Past productions

DI AND VIV AND ROSE

20 – 29 April 2023

By Amelia Bullmore

A warm and funny play about female friendship. Aged 18, three women join forces. Life is fun. Living is intense. Together they feel unassailable. Crackling with wisdom and wit, Amelia Bullmore’s play Di and Viv and Rose is a humorous and thoughtful exploration of friendship’s impact on life and life’s impact on friendship.


Cast

Di | Natalie Jones
Viv | Laura Mackie
Rose | Heather Bokota

Directed by Helen Dunford

Photography by Gail Bishop


Review | April 2023 | Theo Spring

I last saw this play, written by Amelia Bullmore in 2018 and said then that “I was very pleased to make its acquaintance and, should it come my reviewing way again, I doubt I shall see it better performed”. I was right about the first thought, but wrong about the second. Helen Dunford’s Di and Viv and Rose was faultlessly and very thoughtfully delivered to the stage, keeping the audience totally enthralled as the story of these three diverse women evolved from their days at university into older age.

Excellent direction is one thing but three actors to fulfil the roles is also paramount. The casting here was perfect. Natalie Jones brought cautious lesbian Di to life, Laura Mackie captured Viv’s determination to get a first-class degree and succeed in her life and Heather Bokota welded the friendship together with her love, warmth, kindness and sexually free-giving ways. 

Initially it appears to be an unlikely trio, but Di and Rose are good friends and Di gets on well with Viv, so a student house is rented to share for all three. 

Natalie Jones captured all the hesitation of trying to embark on a lesbian relationship which might have been made easier by the known ‘lesbian table’ in the dining hall, but which had its own conflicts. Suffering the trauma of a rape by an intruder to the house, Di it is who shows her strength as she slowly climbs out of its horrendous effects and is able to offer words of wisdom to the other two when they have problems of their own.

For Viv it seems she has a straight path and that is upwards. Laura Mackie brought Viv determination, almost whatever the cost, and transformed almost seamlessly from the hard-working student into the successful career girl with her own expensive and elegant flat in New York. 

Rose is really the glue of the trio with Heather Bokota exuding believability as the girl who gives her sexual favour to any boy who asks and even discovers that if a boy is asked by her if they want to go to bed, they always say yes! Rose is the cook in the house, but not quite on top of her other responsibilities giving rise to the comic scene when she has neglected to do her laundrette duties, leaving Di and Viv with only the clothes they had on. Di needed clean clothes after a sweaty run and, finding that the girl she fancied was currently in the laundrette, need to go there, wearing the only thing she had – the totally inappropriate dress her mother had bought her to initially arrive at the university. 

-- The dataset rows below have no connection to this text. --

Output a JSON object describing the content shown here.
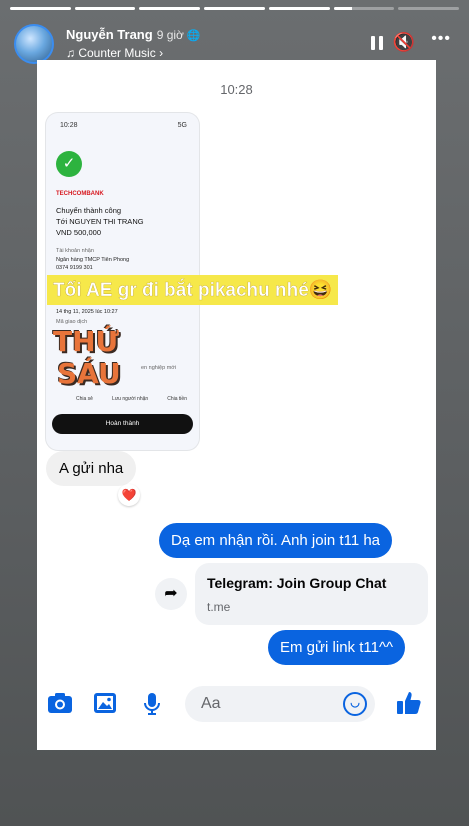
{
  "story": {
    "progress": [
      1,
      1,
      1,
      1,
      1,
      0.3,
      0
    ],
    "user_name": "Nguyễn Trang",
    "time_ago": "9 giờ",
    "music": "Counter Music",
    "colors": {
      "accent": "#0a64e0",
      "progress": "#ffffff"
    }
  },
  "chat": {
    "timestamp": "10:28",
    "screenshot": {
      "time": "10:28",
      "status": "5G",
      "bank": "TECHCOMBANK",
      "title": "Chuyển thành công",
      "to": "Tới NGUYEN THI TRANG",
      "amount": "VND 500,000",
      "acct_label": "Tài khoản nhận",
      "acct_bank": "Ngân hàng TMCP Tiên Phong",
      "acct_no": "0374 9199 301",
      "date": "14 thg 11, 2025 lúc 10:27",
      "txn_label": "Mã giao dịch",
      "extra": "en nghiệp mới",
      "actions": [
        "Chia sẻ",
        "Lưu người nhận",
        "Chia tiền"
      ],
      "done": "Hoàn thành"
    },
    "overlay_text": "Tối AE gr đi bắt pikachu nhé😆",
    "sticker": [
      "THỨ",
      "SÁU"
    ],
    "received": "A gửi nha",
    "reaction": "❤️",
    "sent_1": "Dạ em nhận rồi. Anh join t11 ha",
    "link": {
      "title": "Telegram: Join Group Chat",
      "domain": "t.me"
    },
    "sent_2": "Em gửi link t11^^",
    "composer_placeholder": "Aa"
  }
}
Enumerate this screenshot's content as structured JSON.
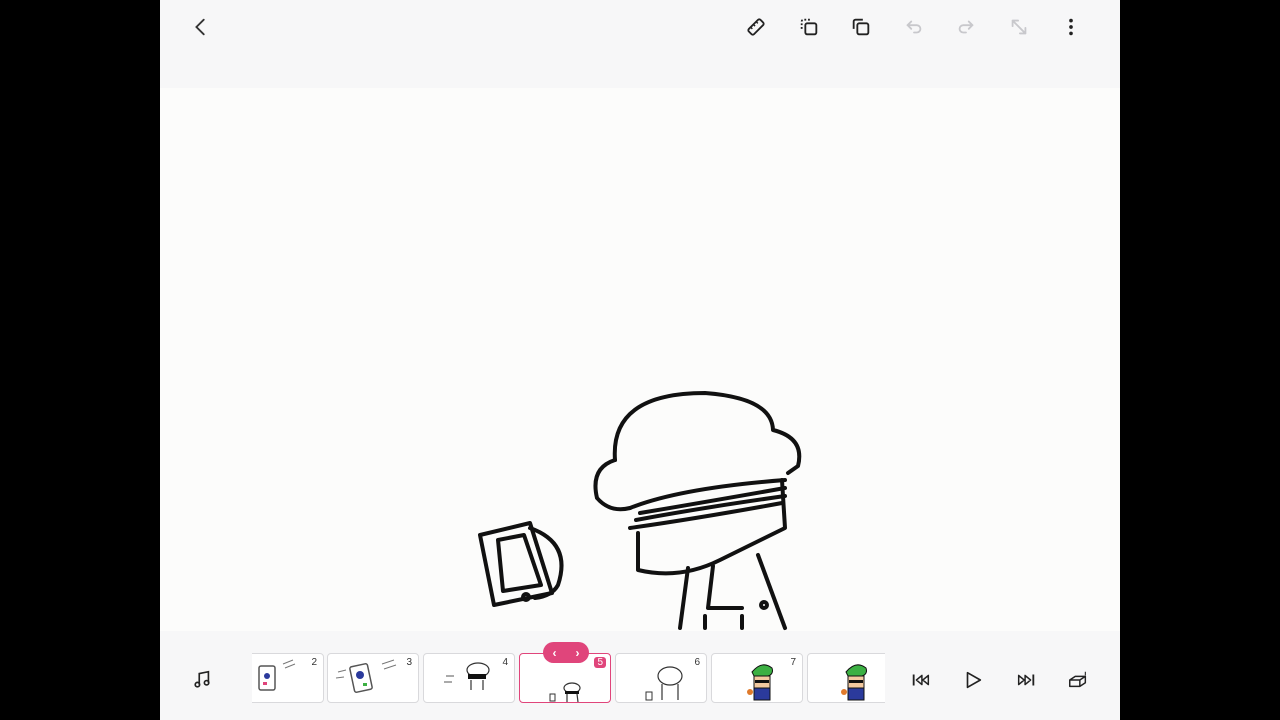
{
  "toolbar": {
    "icons": [
      "back-icon",
      "ruler-icon",
      "duplicate-frame-icon",
      "copy-icon",
      "undo-icon",
      "redo-icon",
      "resize-icon",
      "more-icon"
    ]
  },
  "timeline": {
    "frames": [
      {
        "number": "2"
      },
      {
        "number": "3"
      },
      {
        "number": "4"
      },
      {
        "number": "5",
        "selected": true
      },
      {
        "number": "6"
      },
      {
        "number": "7"
      },
      {
        "number": ""
      }
    ],
    "nav_prev": "‹",
    "nav_next": "›"
  },
  "colors": {
    "accent": "#e0457b",
    "character_green": "#3cb043",
    "character_blue": "#2b3a9c",
    "ink": "#111111"
  }
}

Alongside an engrossing and emotional story for the cast to tell, there is the demand of constant set changes as the action starts in October 1983 and the curtain comes down in August 2010. Although the mainstay of the tale is delivered from their shared house, this too evolves over their time there and there is a great deal of ‘business’ with which to contend – meals, speeches, cassettes to play, a safe tented place in the living room, constructed to help Di after her rape and where all three of them were able to sleep either side of her, to give her comfort. Scenes include a railway station café, that elegant New York flat and a hill where Di and Viv almost end their friendship. 

Front of tabs scenes transform into the university corridor and the place for various telephone calls – the most important being Di calling Viv in NYNY to tell her that Rose had had twins – both Japanese – which put an end to the speculation of which of maybe eight boys, the father of Rose’s baby, or babies as it turned out, might be. 

To accommodate the necessary fluidity of the scenes, Robin Clark had designed a simple but very effective set which transformed not only successfully, but speedily too, into whichever scene was required. To keep the audience aware of the time scale the relevant year was projected onto the set and easily read. Music – an integral part of the play, changed according to the years too, with some memorable numbers coming up from the past. Some were calm and serious but the liveliest piece gave rise to the hectic and very well-choreographed dance number when all three girls truly let their hair down. A moment captured on video, replayed and integrated into the curtain call. 

Accolades are due too, to Wardrobe Mistress Sue Brandon, to Vernon Culver who had no end of important sound cues and to Keith Orton who gathered the props. 

Congratulations must once again go to Helen Dunford for her meticulous direction and to her skilled and hard-working cast. Anyone who missed the show, certainly missed out and I can but wonder what I might write should I be lucky enough to see the play, performed by another group, in the future. Who knows?